Balance Sheet



? Open Season. Sen. Spence Abraham (R-Mich.), new chairman of the immigration subcommittee, strikes back at restrictionist conservatives. At a Silicon Valley event, he assures backers of family- and business-based immigration that no major cutbacks will occur on his watch. And he calls for considering the separation of the Immigration and Naturalization Service into two agencies, one to process applications and another to enforce the law.

? Salary Cap. A late January "living wage" initiative that would have given Houston the highest minimum wage in the country goes down in flames. By a margin of 76 percent to 24 percent, voters in the nation's fourth largest city reject the proposed $6.50 per hour mandate.

? Corporate Welfare Reform? House Budget Committee Chairman John Kasich (R-Ohio), backed by a left-right coalition including the Cato Institute, Americans for Tax Reform, Friends of the Earth, and various Naderite groups, targets $3 billion in annual federal subsidies to businesses. The main opponents: groups like the Business Roundtable that enjoy the federal gravy train and the White House, which wants to limit tax breaks rather than handouts.

? Intellectual Freedom. Quotas lose their luster inside the ivory tower. A nationwide Roper poll of 800 faculty members commissioned by the National Association of Scholars discovers that nearly two in three oppose race and gender preferences. Sixty-four percent oppose preferential treatment in campus hiring and 61 percent oppose it in student admissions even though more than 70 percent say their universities use such discriminatory policies.


? Web Stringers. Tired of crawling across the World Wide Web? It's not all America Online's fault. An FCC regulation limits the amount of power modems use when they send data across a standard telephone line, making transmissions faster than 28.8 kbps dicey. FCC foot-dragging prevents US Robotics, Lucent Technologies, and Rockwell from developing dependable transmission standards for 56.6-kbps modems and their even swifter successors.
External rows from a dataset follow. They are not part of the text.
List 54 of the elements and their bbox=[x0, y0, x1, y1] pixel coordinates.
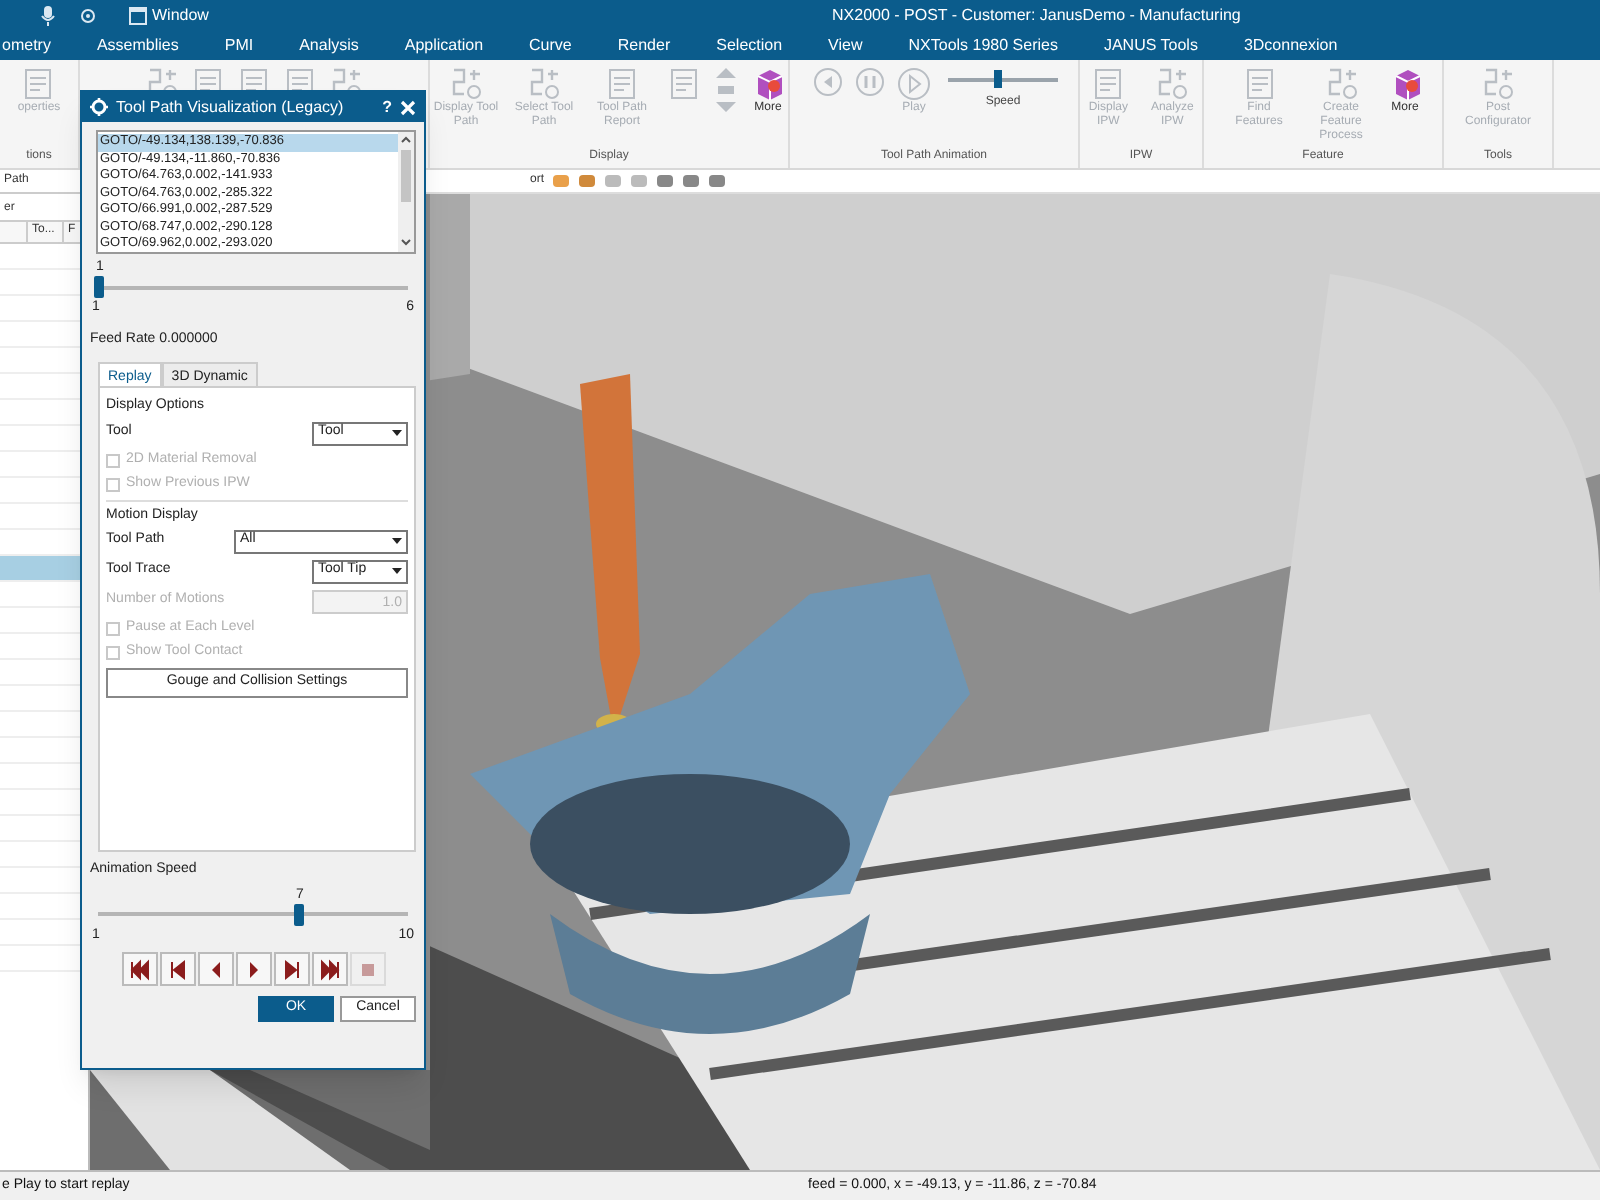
window-menu[interactable]: Window bbox=[152, 3, 209, 27]
step-forward-icon bbox=[279, 957, 303, 981]
step-back-button[interactable] bbox=[159, 952, 195, 986]
path-icon bbox=[1154, 66, 1191, 102]
ribbon-tab[interactable]: 3Dconnexion bbox=[1241, 33, 1340, 57]
ribbon-tab[interactable]: ometry bbox=[0, 33, 53, 57]
ribbon-tab[interactable]: Analysis bbox=[297, 33, 361, 57]
close-icon[interactable] bbox=[400, 99, 416, 115]
play-button[interactable] bbox=[235, 952, 271, 986]
ribbon-tab[interactable]: View bbox=[826, 33, 865, 57]
step-forward-button[interactable] bbox=[273, 952, 309, 986]
ribbon-tab[interactable]: Curve bbox=[527, 33, 574, 57]
slider-thumb[interactable] bbox=[294, 903, 305, 925]
caret-icon bbox=[392, 430, 402, 436]
ribbon-tab[interactable]: JANUS Tools bbox=[1101, 33, 1200, 57]
arrows-icon bbox=[712, 66, 740, 114]
reverse-button[interactable] bbox=[197, 952, 233, 986]
help-button[interactable]: ? bbox=[382, 95, 392, 119]
window-icon[interactable] bbox=[128, 5, 148, 25]
slider-thumb[interactable] bbox=[94, 276, 104, 298]
step-back-icon bbox=[165, 957, 189, 981]
first-button[interactable] bbox=[121, 952, 157, 986]
ribbon-tab[interactable]: NXTools 1980 Series bbox=[906, 33, 1060, 57]
path-icon bbox=[1323, 66, 1359, 102]
document-icon bbox=[20, 66, 57, 102]
dialog-title: Tool Path Visualization (Legacy) bbox=[116, 95, 346, 119]
pause-icon bbox=[854, 66, 886, 98]
document-icon bbox=[1241, 66, 1277, 102]
ribbon-tab[interactable]: Selection bbox=[714, 33, 785, 57]
speed-slider[interactable] bbox=[92, 903, 414, 925]
path-icon bbox=[1480, 66, 1516, 102]
document-icon bbox=[666, 66, 702, 102]
document-icon bbox=[1090, 66, 1127, 102]
ribbon-tab[interactable]: PMI bbox=[222, 33, 256, 57]
ribbon-tab[interactable]: Assemblies bbox=[94, 33, 181, 57]
gear-icon[interactable] bbox=[90, 98, 108, 116]
microphone-icon[interactable] bbox=[40, 5, 56, 25]
path-icon bbox=[526, 66, 562, 102]
play-icon bbox=[896, 66, 932, 102]
reverse-icon bbox=[812, 66, 844, 98]
first-icon bbox=[127, 957, 151, 981]
document-icon bbox=[604, 66, 640, 102]
last-icon bbox=[317, 957, 341, 981]
gear-icon[interactable] bbox=[76, 5, 100, 25]
scrollbar-icon[interactable] bbox=[398, 132, 414, 252]
last-button[interactable] bbox=[311, 952, 347, 986]
slider-thumb[interactable] bbox=[993, 70, 1002, 88]
ribbon-tab[interactable]: Render bbox=[615, 33, 673, 57]
motion-slider[interactable] bbox=[92, 276, 414, 298]
caret-icon bbox=[392, 568, 402, 574]
caret-icon bbox=[392, 538, 402, 544]
window-title: NX2000 - POST - Customer: JanusDemo - Manufacturing bbox=[832, 3, 1241, 27]
ribbon-tab[interactable]: Application bbox=[402, 33, 486, 57]
path-icon bbox=[448, 66, 484, 102]
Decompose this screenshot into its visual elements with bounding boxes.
As a result, few of the hot boxes currently advertised really run as fast as you'd think.

? Child Abuse. Despite labor union and Clintonista demands to extend Medicaid coverage to all children, the National Center for Policy Analysis discovers no crisis of uninsured kids. Using U.S. Census figures, the NCPA finds about 13 percent of native-born children lack medical insurance, a figure that's been steady for a decade. Around one-third of foreign-born children have no health insurance, but most of them would never qualify for Medicaid in the first place.

? Safety Dance. The estimated 1,700 lives "saved" by air-bag usage, reports The Wall Street Journal, is little better than a random guess by federal regulators. National Highway Traffic Safety Administration officials confess they don't track how many accident survivors in cars with air bags wore seat belts. Seat belt use, which now exceeds 70 percent, likely saves more lives than air bags ever could.

? Wing Nuts. Last year "family-friendly" conservatives savaged the flat tax for allegedly undervaluing "human capital." Now the Family Research Council's Gary Bauer attacks Social Security privatization. In a New York Times op-ed, Bauer praises the benefits Social Security lavishes on wives and widows who never take jobs outside the home. Privatization, he fears, will only encourage women to go to work.